Photo Phnom Penh’s public programmes bridge artists, curators and audiences, underscoring the festival’s role as both exhibition platform and educational hub. IFC/Photo Phnom Penh

Expanding the frame

Behind the exhibitions, Photo Phnom Penh functions as artistic infrastructure. Studio Images/Maison de la Photographie, opened just a year ago by the association, now welcomes around twenty young Cambodians learning not just technical skills but ways of seeing.

Marie Le Mounier, one of the festival's curators alongside Beat Streuli and the late Christian Caujolle, sees this breadth as essential. “In Cambodia it's important to present a variety of time frames, supports, media and approaches, because access to culture is more limited,” she explains. “In Paris or elsewhere in Europe we have many museums, festivals, magazines, blogs – everything. So a broader content and larger approach make sense.”

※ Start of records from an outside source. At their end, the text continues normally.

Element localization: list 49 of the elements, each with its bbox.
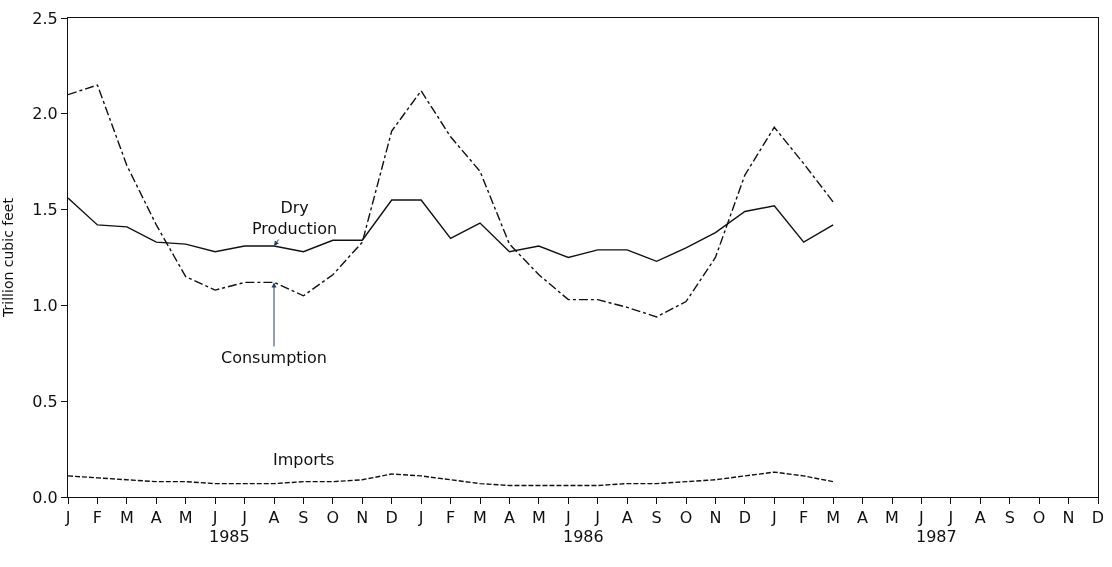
series-label: Imports [273,450,335,469]
x-tick-label: D [738,508,752,528]
x-tick-label: A [503,508,515,528]
x-tick-label: M [531,508,546,528]
text: 1987 [916,527,957,546]
x-tick-label: O [1032,508,1046,528]
x-tick-label: M [473,508,487,528]
y-tick-label: 1.0 [32,296,58,315]
x-tick-label: J [64,508,71,528]
x-tick-label: J [564,508,571,528]
x-tick-label: M [119,508,134,528]
x-tick-label: A [150,508,162,528]
x-tick-label: S [1004,508,1015,528]
x-tick-label: J [417,508,424,528]
x-tick-label: A [621,508,633,528]
x-tick-label: J [241,508,247,528]
x-tick-label: D [1091,508,1105,528]
y-tick-label: 1.5 [32,200,58,220]
x-tick-label: F [445,508,456,528]
x-tick-label: N [356,508,369,528]
text: Consumption [221,348,327,367]
x-tick-label: S [298,508,309,528]
x-tick-label: D [385,508,398,528]
x-tick-label: O [679,508,693,528]
x-tick-label: J [594,508,601,528]
y-tick-label: 2.5 [32,8,58,28]
x-tick-label: A [974,508,986,528]
x-tick-label: F [799,508,809,528]
text: 1985 [209,527,250,546]
x-tick-label: A [857,508,869,528]
x-tick-label: N [709,508,722,528]
x-tick-label: J [918,508,924,528]
x-tick-label: M [178,508,193,528]
y-tick-label: 2.0 [32,104,58,124]
x-tick-label: J [947,508,954,528]
x-tick-label: O [326,508,340,528]
y-tick-label: 0.0 [32,487,58,507]
y-axis-title: Trillion cubic feet [0,197,16,318]
x-tick-label: J [211,508,218,528]
x-tick-label: M [826,508,841,528]
series-label: Dry Production [252,198,338,238]
x-tick-label: N [1062,508,1075,528]
x-tick-label: J [770,508,777,528]
y-tick-label: 0.5 [32,391,58,411]
x-tick-label: A [268,508,280,528]
x-tick-label: F [92,508,103,528]
x-tick-label: S [651,508,662,528]
x-tick-label: M [885,508,899,528]
text: 1986 [563,527,604,546]
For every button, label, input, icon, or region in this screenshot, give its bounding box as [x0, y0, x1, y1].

The connection between festival and school runs deeper than administrative convenience. “The idea of having the festival attached to the school, or made by the same association, is that we create links between the two,” Le Mounier explains. “In the Global North we have specialised schools for teaching and learning arts or photography. In Cambodia there's not such broad access to photography education. So if we are restrictive in what we're presenting – if we just do artistic photography – then we miss the point.”

Photography, she argues, isn't like painting. “It's not just fine art, it's also media. Students are training in both. They're interested in several branches of photography, and they need to learn practical skills because they need to make a living.” Next year she'd like to include an exhibition on fashion. The festival becomes a teaching tool, exposing students to the full spectrum of what their medium can be.

Her approach to curating reflects this philosophy. “For me the dialogue between past and present is always important,” she says. “We tend to think of the present and future only in terms of progress, and that isn't always the best approach. We can learn from the past. As the historian Marc Bloch argued, you solve problems in the present by knowing the past.”

This year's edition marks a transition that acknowledges both continuity and change. Caujolle, who had curated the festival since 2008, passed away in October. A former director of Agence VU', the legendary photo agency, and the figure who introduced art photography to the French daily Libération in the late 1980s, Caujolle shaped the event's identity for over fifteen years. This year he worked alongside Le Mounier and Streuli as part of a curatorial team – a shift from the festival's previous model of a single curator.

“We're moving from a long period when a single curator led the programme to a broader curatorial team,” Le Mounier explains. “Along with that change, we must include Cambodian curatorial voices – or at least Southeast Asian curators. It cannot be only Western curators. That's a priority going forward.”

Over the coming months, she and Streuli plan to open a seminar on the festival's future, involving Cambodian artists, curators and Studio Images students in those discussions.

This year's selection of Cambodian artists emerged from recent projects that broaden what photography can encompass. “We selected three people who had just completed projects in collaboration with AFD. The projects were new and broad: Khun Vannak works between documentary and fiction; Khiev Kanel works with video-surveillance cameras; another project addresses family memories from the Khmer Rouge era. Together they broaden the audience's idea of what photography can be – documenting performance, interrogating surveillance, or more traditional approaches – which is inspiring for young photographers and students.”

Le Mounier herself will lead a December workshop on photography history, teaching not through lectures but through practice. “If we discuss the view camera, students will use a view camera,” she says. “It's practical and experimental rather than purely theoretical.”

What remains

What emerges from conversations with Philong, Le Fur and Le Mounier is an understanding of photography that extends beyond individual artistic vision and toward something more sustained and reciprocal. Whether Dullin spending hours alongside construction workers in the 1960s, Le Fur intensifying natural landscapes into mythological spaces, or Philong returning repeatedly to a fishing village until its rhythms become familiar – the work requires duration, patience, reciprocity.

Photo Phnom Penh positions itself at these intersections: between historical archives and contemporary creation, between documentary and fiction, between transmission and reinvention. The festival asks how images shape perception and memory, how they allow us to depict the world and potentially act upon it. In a city still processing its traumatic history while facing uncertain environmental and economic futures, these questions carry particular weight.

December 19 marks the festival's official close, although some exhibitions continue into January. The real work, though, extends far beyond any closing date. Philong will return to Avlatan to establish that art centre. Le Mounier and Streuli will convene their seminar on the festival's future. The photographs will remain. The children who learned to see their village through cameras will remember what it felt like when their work appeared on screen. The archives grow richer, and the conversation between past, present and future continues.